Спасением стало помутнение циничного звериного рассудка, впоследствии названное верой. Произошедший отход от реальности явился вместе с тем выходом за пределы наличной ситуации, переходом в виртуальность знаковой деятельности. В жертвенном первознаке «референт» (убийство и пожирание ребенка голодными родителями) благодаря спасительной оптике веры был означен не как подручное средство избавления от голодной смерти, а в виде благодарности страшным высшим силам за милостивое сохранение жизни. Из этого обманного растождествления означающего и означаемого родилась культура, чреватая смутными зачатками человечности[5].
Таким образом, жертва является не только основным, но также исходным смыслом культуры. Это, используя терминологию Гёте, «первофеномен», из которого ветвится древо разнообразных культурных форм.
Если бы не абсурдный программный сбой, люди, подобно своим сугубо рациональным предкам, до сих пор бы жили в пещерах и пожирали сырую человечину. Вера, а не разум является перводвигателем того, что на языке позитивистов именуется общественным прогрессом. В свете данного представления о начале культуры уже не кажется удивительным утверждение Людвига Витгенштейна о невозможности получить новое знание в рамках логики. Новые миры открываются только на священных путях веры. Как атеист уточню, что верить можно не только в сверхъестественные силы и существа, вроде Бога и Диавола. Верить можно в том числе и в светлую мечту утопии.
Достаточно ли истории о послушании Авраама для доказательства архетипичности сыновней жертвы? Разумеется, нет. Тем более что в библейской записи, сделанной в гораздо более гуманные времена, Всемогущий в последний миг милостиво задержал разящую отцовскую руку и заменил ребенка жертвенным овном (бараном). Но в ритуалах и священных книгах иудеев содержится немало свидетельств того, что сыновняя жертва не всегда оставалась только в намерении.
Прия и мецица. Начнем с ритуала. Обряд обрезания предписано совершать на восьмой день после рождения. (Восьмой день нам еще понадобится. Для хранения его в памяти существует мнемотехническая подсказка — промежуток времени между Рождеством (25 декабря) и Обрезанием (1 января) Господним.) Младенца кладут на колени почетного гостя (сандака). «Колени сандака становятся подобны жертвеннику, на котором приносят жертвы Господу»[6]. Ритуальный хирург (моэль) берет нож. О том, что происходит дальше, рассказывает московский моэль реб Шая Шафит: «Вы обратили внимание, что я во время обрезания передал нож в руки отца? Тот, подняв его, сказал, что делает меня своим представителем. И потом передал нож обратно мне в руки. Это потому, что обрезание — это обязанность отца, а не моя»[7]. Священная операция состоит из двух основных этапов. На первом осуществляется прия — отрезание крайней плоти. Второй этап, мецица, выглядит как сцена из «Бала вампиров». По свидетельству «Краткой еврейской энциклопедии», моэль «отсасывает выступившую кровь. До середины 19 в. кровь отсасывали ртом…»[8].

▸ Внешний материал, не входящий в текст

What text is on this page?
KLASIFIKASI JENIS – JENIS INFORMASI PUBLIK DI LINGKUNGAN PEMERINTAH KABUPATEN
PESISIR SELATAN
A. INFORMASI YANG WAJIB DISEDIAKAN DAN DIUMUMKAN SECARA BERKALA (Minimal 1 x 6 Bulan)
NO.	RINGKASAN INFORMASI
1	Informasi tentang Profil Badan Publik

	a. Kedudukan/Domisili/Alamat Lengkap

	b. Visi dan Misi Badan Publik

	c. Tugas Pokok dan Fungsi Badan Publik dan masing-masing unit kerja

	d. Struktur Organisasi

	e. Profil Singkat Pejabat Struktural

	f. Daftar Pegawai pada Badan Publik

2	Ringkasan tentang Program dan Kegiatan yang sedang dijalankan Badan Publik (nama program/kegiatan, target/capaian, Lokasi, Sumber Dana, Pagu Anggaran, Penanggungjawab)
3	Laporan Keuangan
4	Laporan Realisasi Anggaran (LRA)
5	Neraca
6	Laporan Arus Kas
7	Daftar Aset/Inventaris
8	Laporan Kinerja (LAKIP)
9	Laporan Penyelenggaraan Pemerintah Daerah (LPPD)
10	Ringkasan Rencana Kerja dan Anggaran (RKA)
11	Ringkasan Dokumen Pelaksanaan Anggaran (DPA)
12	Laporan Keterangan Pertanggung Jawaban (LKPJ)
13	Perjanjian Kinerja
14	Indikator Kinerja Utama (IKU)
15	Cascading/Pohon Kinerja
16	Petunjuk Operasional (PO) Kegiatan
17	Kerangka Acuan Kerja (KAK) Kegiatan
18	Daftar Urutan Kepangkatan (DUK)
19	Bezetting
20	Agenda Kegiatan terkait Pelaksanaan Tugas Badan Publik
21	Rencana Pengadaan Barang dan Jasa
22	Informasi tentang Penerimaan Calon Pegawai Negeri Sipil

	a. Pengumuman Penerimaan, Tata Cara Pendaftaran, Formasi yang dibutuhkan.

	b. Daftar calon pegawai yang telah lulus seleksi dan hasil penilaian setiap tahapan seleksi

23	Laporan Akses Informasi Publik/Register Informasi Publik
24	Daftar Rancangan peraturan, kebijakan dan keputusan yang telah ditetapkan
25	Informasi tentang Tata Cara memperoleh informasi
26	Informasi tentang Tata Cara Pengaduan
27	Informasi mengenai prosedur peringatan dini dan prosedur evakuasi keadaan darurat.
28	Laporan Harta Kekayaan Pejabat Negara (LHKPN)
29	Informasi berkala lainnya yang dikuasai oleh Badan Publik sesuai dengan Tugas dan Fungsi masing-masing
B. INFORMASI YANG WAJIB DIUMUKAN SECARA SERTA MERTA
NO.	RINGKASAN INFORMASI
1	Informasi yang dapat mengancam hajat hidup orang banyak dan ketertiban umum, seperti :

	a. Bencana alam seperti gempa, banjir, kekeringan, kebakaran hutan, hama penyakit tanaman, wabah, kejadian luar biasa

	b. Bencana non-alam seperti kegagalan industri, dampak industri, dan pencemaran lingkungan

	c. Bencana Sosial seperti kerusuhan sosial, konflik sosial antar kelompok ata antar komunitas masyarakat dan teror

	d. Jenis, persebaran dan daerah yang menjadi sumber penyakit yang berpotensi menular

После процедуры обрезания ребенка нарекают именем и произносят молитву благословения. При словах: «Проходил Я мимо тебя и увидел, как ты лежишь в своей крови, и сказал тебе: „Ценой своей крови живи”, и еще раз: „Ценой своей крови живи”» — младенцу дают капельку красного вина, очевидно выступающего здесь заместителем крови. Последующие слова молитвы благословения напоминают, что «обрезал Авраам Исаака, сына своего, в восьмой день, как заповедал ему Бог». Если учесть, что обряд обрезания берет начало с Авраама, а Исаак был первым, кого обрезали на восьмой день после рождения, то трудно спорить с утверждением, что в данном ритуале символизирована сцена сыновней жертвы.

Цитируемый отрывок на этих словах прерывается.